İslamiyet kültür dairesine girdikten sonra yurt değiştirerek yeni
yurtları Anadolu’ya geldiler. Yeni yurtta kültürün doğası gereği
günlük yaşam ve değer yargıları da değişikliğe uğradı. Anadolu’da
yaşayan kültür sentezi Türk kültür potasında eriyerek yeni bir
alaşım oluşturdu.
Türkiye halk kültürü, yüzyılların deneyimlerinden süzülerek
biçimlenmiş, kuşaktan kuşağa aktarılan bir değerler bütünüdür.
Halk kültürü ürünleriyle yaşadıkları yöre arasında bir bağ vardır.
Bu ürünlerin şekillenmesinde tarihi ve kültürel mirasın önemli bir
rolü vardır. Halk kültürü ürünleri halk arasında mayalanmış,
halkın kültür yapısını belirleyen yaşadığı toplumun dokusudur.

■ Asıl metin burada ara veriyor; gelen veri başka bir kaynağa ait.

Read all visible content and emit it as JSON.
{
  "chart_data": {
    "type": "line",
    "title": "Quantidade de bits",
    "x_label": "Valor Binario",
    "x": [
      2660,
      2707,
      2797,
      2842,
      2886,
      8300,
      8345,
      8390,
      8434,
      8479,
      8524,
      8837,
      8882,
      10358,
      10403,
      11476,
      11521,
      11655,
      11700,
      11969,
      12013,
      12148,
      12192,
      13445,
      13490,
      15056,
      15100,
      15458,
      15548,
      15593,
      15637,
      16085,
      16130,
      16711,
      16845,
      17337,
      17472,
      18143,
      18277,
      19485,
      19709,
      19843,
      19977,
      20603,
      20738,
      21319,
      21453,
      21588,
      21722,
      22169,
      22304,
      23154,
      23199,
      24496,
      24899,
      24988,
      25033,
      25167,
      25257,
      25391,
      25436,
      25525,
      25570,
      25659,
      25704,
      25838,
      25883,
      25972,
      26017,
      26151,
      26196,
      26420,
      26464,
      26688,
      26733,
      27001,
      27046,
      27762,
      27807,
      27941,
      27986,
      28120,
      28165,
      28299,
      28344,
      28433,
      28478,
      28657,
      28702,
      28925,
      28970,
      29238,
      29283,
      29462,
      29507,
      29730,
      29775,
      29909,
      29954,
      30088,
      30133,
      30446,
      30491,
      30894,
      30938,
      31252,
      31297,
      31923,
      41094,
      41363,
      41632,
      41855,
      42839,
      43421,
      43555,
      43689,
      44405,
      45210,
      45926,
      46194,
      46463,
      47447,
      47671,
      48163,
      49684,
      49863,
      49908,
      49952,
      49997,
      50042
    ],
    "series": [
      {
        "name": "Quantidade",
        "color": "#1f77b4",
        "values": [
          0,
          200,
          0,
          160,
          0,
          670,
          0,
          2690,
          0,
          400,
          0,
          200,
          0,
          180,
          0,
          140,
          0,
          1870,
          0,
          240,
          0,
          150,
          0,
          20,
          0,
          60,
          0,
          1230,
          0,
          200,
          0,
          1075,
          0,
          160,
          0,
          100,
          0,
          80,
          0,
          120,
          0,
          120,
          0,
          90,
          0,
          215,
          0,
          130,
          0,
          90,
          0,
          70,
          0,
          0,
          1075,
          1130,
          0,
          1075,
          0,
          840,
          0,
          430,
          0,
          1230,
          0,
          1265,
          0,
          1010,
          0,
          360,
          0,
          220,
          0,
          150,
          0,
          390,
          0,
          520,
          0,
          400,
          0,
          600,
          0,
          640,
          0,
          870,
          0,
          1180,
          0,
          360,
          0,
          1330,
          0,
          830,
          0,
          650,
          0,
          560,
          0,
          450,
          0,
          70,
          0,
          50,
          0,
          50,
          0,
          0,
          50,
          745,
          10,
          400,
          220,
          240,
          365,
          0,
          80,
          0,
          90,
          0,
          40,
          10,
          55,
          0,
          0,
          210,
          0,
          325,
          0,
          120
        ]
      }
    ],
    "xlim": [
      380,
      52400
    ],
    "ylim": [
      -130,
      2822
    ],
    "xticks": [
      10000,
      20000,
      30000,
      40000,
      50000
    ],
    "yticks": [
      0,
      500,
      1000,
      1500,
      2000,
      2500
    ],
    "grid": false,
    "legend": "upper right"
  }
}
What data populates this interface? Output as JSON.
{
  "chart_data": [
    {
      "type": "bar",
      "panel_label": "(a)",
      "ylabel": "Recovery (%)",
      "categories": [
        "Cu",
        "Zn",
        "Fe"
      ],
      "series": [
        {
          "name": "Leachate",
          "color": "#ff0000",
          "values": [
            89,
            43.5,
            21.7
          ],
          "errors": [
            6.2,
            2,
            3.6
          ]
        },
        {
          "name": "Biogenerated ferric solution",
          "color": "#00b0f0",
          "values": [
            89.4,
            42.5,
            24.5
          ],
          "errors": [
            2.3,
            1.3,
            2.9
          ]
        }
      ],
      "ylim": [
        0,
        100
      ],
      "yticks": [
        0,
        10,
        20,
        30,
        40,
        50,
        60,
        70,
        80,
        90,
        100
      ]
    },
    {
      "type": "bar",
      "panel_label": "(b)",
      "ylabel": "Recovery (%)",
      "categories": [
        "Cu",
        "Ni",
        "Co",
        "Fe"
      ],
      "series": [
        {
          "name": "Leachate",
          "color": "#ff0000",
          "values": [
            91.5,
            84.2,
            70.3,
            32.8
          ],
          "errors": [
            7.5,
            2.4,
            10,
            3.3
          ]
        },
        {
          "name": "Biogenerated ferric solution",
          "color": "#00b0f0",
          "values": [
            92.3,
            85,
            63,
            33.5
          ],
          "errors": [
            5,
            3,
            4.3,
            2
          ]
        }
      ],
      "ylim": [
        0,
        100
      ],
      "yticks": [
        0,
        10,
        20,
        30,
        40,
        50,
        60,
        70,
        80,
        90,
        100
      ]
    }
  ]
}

Halk kültürü ürünlerinin halkın ortak duygu ve düşüncelerini dile
getirmeleri bakımından Türk kültürünün korunmasında,
yaşatılmasında önemli işlevleri bulunmaktadır(Artun, 1996:12-25)
Halk kültürü, özü gereği statik değil dinamiktir. Halk kültürü
halk yaşayışı bilimidir, kültür topluluğunun ortak malı olduğu
için ulusal yapının bir parçasıdır. Kültür doğası gereği
değişkendir. Gelenek zaman boyutunda bir başka geleneğe
ulaşacaktır. Her halk kültürü ürünü belli bir kültür içinde oluşur
ve canlılığını sürdürür. Halk kültürü geçmişteki bir kültür,
geçmişten günümüze gelmiş bir kalıp değildir. Yaşayan bir kültür
topluluğunun bugünkü gereksinimini karşılayan bir sosyal kurumdur.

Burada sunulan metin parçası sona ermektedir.